Species-Specific Refined Endangered Species Risk Assessment for Static Aquatic Habitats: Part 1, Exposure Modeling

Authors: Lauren Padilla and Michael Winchell, Stone Environmental; Paul Whatling, FMC Corporation; Scott Teed, Intrinsik

Abstract:

The current USEPA approach to static aquatic exposure modeling at Step 2 of their interim process for national endangered species assessments uses simplified assumptions about water body characteristics, the surrounding landscape, and agronomic practices. The USEPA approach considers generalized aquatic habitat dimensions, a homogeneously cropped watershed with 100% cropped area, up to two weather time series, one soil profile, and one pesticide application date pattern per crop group and HUC2. The same predictions of pesticide concentrations derived from these generalized assumptions are assigned to all of the species within a given HUC2 regardless of the location of that species range with respect to different agricultural crops, weather, and soils. The refined exposure modeling approach presented here for malathion focuses on quantitatively accounting for observed variability in environmental and agronomic factors that impact the potential pesticide exposures to endangered species. For each species, probability distributions of application timing, weather, soil and slope conditions, and crop configurations around ponds are sampled to generate on the order of 1000 30-year Pesticide Root Zone Model (PRZM)/Variable Volume Water Model (VVWM) realizations.
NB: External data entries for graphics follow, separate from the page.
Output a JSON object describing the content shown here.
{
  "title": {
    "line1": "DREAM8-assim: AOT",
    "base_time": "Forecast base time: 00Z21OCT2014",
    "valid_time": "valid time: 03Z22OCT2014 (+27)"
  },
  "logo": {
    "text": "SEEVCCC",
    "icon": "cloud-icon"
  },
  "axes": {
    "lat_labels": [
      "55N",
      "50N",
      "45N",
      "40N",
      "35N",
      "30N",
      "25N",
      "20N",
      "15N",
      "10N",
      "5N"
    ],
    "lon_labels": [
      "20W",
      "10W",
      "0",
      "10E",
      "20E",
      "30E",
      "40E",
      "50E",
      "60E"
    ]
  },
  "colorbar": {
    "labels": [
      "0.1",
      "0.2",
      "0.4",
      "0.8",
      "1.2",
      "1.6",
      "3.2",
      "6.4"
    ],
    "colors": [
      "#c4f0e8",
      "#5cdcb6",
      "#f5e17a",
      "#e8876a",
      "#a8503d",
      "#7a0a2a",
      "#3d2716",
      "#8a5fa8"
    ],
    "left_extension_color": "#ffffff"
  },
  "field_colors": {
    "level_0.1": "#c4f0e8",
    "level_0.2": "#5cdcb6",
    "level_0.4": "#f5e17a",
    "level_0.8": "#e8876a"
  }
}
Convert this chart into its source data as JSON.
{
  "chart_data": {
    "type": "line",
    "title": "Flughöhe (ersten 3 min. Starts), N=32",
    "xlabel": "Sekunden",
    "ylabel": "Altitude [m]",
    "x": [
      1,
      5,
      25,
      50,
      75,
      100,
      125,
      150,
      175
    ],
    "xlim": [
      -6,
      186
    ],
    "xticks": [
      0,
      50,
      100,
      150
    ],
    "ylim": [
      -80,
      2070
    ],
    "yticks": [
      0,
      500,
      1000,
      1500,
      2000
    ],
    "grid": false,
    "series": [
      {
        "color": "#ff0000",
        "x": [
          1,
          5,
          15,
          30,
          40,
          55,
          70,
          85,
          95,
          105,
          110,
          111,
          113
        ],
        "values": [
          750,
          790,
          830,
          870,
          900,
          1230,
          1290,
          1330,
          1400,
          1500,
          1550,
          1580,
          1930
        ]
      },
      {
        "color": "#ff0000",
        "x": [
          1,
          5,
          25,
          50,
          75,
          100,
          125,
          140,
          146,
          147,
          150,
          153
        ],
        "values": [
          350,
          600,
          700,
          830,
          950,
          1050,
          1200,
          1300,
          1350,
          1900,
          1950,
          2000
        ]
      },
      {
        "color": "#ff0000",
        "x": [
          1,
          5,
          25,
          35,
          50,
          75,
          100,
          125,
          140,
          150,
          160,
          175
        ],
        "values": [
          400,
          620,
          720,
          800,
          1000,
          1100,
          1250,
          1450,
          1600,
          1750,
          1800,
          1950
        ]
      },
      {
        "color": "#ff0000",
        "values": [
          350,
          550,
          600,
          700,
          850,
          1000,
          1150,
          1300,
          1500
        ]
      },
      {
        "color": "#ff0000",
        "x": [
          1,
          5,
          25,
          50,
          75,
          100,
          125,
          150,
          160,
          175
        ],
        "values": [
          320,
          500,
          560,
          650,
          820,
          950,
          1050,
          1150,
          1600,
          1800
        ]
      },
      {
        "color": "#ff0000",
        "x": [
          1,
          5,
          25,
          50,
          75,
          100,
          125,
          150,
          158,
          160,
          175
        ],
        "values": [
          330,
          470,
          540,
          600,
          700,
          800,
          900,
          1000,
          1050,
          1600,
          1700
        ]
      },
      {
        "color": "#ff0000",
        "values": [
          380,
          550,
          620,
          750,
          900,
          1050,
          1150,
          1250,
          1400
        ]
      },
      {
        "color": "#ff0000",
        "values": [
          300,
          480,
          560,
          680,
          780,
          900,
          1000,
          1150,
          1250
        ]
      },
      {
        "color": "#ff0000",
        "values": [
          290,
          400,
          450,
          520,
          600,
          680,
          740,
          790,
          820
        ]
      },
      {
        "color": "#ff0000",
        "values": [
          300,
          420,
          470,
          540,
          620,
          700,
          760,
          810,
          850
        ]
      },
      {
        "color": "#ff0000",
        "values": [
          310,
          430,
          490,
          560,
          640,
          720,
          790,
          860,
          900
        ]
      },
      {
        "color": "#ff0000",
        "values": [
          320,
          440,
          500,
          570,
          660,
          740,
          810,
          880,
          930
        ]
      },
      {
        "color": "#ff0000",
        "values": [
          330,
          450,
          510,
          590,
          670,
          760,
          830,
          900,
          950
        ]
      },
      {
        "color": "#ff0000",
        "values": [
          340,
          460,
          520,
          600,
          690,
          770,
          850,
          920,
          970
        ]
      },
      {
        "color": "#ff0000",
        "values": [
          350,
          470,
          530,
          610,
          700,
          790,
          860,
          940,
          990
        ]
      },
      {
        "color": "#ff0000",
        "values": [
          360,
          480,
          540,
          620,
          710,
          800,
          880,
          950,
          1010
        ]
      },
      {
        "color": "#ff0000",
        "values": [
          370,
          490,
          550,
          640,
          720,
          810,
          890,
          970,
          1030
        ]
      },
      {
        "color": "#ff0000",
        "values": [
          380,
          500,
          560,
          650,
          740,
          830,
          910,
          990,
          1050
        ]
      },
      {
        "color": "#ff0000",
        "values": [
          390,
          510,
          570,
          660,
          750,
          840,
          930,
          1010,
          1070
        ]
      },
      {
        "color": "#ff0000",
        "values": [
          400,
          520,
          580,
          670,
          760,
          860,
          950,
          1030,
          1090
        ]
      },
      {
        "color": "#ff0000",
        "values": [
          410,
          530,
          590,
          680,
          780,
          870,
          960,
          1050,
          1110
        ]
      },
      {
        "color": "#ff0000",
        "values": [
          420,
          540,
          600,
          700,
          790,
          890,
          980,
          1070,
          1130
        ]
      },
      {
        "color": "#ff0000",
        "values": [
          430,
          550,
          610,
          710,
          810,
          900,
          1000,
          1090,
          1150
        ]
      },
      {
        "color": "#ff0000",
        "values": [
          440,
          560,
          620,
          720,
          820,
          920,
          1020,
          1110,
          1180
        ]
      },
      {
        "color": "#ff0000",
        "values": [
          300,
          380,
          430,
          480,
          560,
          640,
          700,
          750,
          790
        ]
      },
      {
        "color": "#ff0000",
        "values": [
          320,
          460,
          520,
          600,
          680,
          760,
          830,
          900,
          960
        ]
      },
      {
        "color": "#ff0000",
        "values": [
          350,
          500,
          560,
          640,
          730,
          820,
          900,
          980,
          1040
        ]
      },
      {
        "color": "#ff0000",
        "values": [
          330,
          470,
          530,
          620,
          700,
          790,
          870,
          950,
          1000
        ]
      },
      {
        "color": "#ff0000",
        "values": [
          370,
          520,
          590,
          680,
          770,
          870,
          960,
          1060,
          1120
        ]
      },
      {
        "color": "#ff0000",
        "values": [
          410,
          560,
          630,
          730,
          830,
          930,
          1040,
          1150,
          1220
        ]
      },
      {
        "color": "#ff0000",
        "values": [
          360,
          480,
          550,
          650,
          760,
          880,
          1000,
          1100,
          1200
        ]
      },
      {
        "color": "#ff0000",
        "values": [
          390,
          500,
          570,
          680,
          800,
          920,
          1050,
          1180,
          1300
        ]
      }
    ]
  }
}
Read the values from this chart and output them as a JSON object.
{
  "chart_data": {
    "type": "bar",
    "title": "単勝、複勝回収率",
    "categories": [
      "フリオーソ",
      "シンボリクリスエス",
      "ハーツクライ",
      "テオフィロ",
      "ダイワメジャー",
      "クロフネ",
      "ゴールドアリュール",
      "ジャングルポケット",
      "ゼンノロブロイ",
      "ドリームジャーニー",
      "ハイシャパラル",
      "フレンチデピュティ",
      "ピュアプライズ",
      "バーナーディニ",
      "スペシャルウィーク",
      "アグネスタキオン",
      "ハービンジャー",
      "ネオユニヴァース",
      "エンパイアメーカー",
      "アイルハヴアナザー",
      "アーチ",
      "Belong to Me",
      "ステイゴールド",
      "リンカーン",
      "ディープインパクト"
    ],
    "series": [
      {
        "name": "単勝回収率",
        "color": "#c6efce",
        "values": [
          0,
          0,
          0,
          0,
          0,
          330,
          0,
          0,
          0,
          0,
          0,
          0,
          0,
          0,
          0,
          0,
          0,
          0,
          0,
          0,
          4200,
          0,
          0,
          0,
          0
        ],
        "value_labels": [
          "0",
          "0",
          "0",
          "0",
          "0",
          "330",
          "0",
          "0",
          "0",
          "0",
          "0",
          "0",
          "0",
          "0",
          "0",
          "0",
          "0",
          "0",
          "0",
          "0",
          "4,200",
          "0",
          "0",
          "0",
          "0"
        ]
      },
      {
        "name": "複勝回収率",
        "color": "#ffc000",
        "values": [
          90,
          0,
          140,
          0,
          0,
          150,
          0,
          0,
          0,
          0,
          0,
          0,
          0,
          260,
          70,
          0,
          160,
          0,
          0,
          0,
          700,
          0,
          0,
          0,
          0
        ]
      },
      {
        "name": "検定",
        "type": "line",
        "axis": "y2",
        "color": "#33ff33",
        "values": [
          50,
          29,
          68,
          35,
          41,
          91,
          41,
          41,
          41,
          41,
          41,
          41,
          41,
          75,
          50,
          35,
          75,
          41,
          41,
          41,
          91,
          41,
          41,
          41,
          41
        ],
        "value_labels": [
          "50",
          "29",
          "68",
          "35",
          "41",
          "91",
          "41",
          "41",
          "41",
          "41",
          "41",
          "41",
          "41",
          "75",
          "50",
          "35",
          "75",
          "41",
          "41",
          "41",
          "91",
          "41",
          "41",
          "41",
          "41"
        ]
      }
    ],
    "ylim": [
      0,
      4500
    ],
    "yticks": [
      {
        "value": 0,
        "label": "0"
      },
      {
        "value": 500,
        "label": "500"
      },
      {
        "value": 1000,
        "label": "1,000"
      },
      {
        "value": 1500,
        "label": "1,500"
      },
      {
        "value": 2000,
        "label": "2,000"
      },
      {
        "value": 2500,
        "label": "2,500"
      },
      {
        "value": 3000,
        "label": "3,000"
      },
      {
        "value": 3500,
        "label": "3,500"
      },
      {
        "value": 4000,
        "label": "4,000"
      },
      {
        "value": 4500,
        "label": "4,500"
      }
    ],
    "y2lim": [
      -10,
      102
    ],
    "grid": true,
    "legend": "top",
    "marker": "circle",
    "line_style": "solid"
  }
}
Each realization is composed of multiple PRZM simulations, with the number of simulations being determined by the cropping pattern complexity around a given pond. The refined approach led to more realistic predictions of pesticide concentrations for a wide range of environmental conditions in unique species ranges. Assuming 100% treated area, concentrations for many species were two to three orders of magnitude lower than suggested by the USEPA Step 2 analysis. Accounting for actual treated area based on eight years of recent malathion use data resulted in more realistic concentrations.This methodology is readily reproducible and extensible to assess aquatic species across the United States. Risk results corresponding to the exposure concentrations generated by the probabilistic approach are the topic of a companion presentation.